Quizás con él pueda renacer la luz, aunque traiga más gastos. Eso no debería importar, menos aún con las rebajas ahí al lado. Pero, tal como estamos, la falta de dinero va a constituir nuestra principal diatriba, además de objeto de discusión. Por otro lado, con el odio que tiene por los niños lo rechazará como si fuese de otro.

Tengo que prepararme para esa cuarentena en que se cría el amor, también debo sacar apoyos de donde sea. Seguro que traerá felicidades, aunque también malos humos. Incluso así, lo querré más que mi propia vida. No importa que llegue a parecerse a su padre, cosa que, por otra parte, procuraré evitar instruyéndolo adecuadamente.

Uno de los motivos de alegría lo constituye el hecho de poder ver las reacciones alegres de mis familiares ante la llegada de uno más a nuestra casta. A los suyos mejor sería no decírselo por el momento, que ya imagino sus malas caras. Al final, como casi siempre, estaré sola ante el peligro, pues en este hogar la única que intenta la normalidad es una servidora, así actuaré igual que una Gary Cooper contra su tribu, por otro lado, con más deseo que por algo nací mujer.
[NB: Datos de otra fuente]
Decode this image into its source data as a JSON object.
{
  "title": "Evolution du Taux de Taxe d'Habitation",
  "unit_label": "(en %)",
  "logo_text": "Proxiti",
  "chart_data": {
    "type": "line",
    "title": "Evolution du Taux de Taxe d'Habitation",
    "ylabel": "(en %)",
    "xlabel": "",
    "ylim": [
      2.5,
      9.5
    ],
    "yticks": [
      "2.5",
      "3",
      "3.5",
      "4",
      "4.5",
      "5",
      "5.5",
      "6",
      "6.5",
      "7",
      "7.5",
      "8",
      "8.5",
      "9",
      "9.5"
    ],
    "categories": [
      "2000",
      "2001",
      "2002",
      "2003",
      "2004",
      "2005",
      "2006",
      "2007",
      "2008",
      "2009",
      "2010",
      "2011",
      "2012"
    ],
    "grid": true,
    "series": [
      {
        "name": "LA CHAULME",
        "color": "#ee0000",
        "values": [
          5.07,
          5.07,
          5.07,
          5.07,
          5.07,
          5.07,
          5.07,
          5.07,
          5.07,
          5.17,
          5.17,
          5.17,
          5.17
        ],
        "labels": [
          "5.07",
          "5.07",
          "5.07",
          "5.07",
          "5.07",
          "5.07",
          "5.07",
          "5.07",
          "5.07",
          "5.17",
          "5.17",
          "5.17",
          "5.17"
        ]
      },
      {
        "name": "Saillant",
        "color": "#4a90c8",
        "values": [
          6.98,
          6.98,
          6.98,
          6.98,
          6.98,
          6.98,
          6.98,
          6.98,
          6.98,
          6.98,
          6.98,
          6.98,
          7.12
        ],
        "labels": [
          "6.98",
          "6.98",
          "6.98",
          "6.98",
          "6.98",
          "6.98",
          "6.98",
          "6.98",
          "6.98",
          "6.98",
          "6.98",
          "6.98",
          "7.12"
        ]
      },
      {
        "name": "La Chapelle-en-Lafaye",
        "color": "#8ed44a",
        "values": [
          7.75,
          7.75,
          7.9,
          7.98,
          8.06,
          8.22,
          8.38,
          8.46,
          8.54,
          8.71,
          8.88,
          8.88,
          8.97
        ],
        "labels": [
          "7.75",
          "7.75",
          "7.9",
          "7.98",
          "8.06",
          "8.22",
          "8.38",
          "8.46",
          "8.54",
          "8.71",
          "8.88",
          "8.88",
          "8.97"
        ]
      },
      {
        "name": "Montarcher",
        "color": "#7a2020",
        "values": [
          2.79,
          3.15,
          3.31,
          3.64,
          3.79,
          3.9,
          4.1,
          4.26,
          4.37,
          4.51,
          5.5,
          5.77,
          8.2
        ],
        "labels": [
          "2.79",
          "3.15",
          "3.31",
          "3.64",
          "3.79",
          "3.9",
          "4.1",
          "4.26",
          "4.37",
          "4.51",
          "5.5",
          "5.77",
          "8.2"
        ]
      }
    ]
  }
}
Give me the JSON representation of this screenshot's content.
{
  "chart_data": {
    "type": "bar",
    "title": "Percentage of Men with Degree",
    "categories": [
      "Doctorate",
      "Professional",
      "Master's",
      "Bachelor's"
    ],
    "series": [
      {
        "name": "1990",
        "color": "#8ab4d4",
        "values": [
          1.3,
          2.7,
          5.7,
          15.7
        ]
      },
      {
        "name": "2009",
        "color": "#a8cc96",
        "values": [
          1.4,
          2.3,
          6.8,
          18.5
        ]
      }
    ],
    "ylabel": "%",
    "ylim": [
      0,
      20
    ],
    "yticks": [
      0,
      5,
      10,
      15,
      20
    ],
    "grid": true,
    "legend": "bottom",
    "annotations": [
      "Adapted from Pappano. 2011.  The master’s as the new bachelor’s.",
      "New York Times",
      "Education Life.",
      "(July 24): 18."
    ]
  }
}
Con tanta preocupación, empieza a dolerme la cabeza, tal vez el dolor venga también por olvidarme de la maldita pastilla, ahora hay que tener valor. Por veces, hasta el propio pensamiento trata de ocultarse. Mis padres estarán contentos, la suya con las cuerdas vocales en el infierno. Sí, la culpa viene solo de la nuera, aunque no en el sentido que considera ella. La culpa llega por seguirles el rollo y no romper de una vez por todas, el único delito surge por tenerlo malcriado.

Luego dirá que está apagado, que nunca lo dejo en paz. A mí me apetecen ciertas cosas, pero tengo que hacer de esclava. Él, en cambio, merece más atención, que por algo acabó una carrera, aunque casi sin esfuerzo, digo realmente sin esfuerzo, pues sé que dedicó más tiempo al exceso juerguista que a dedicarse a estudiar e ir a clase; así no me extraña que no se acuerde de nada, hay demasiada información sin valor en su memoria.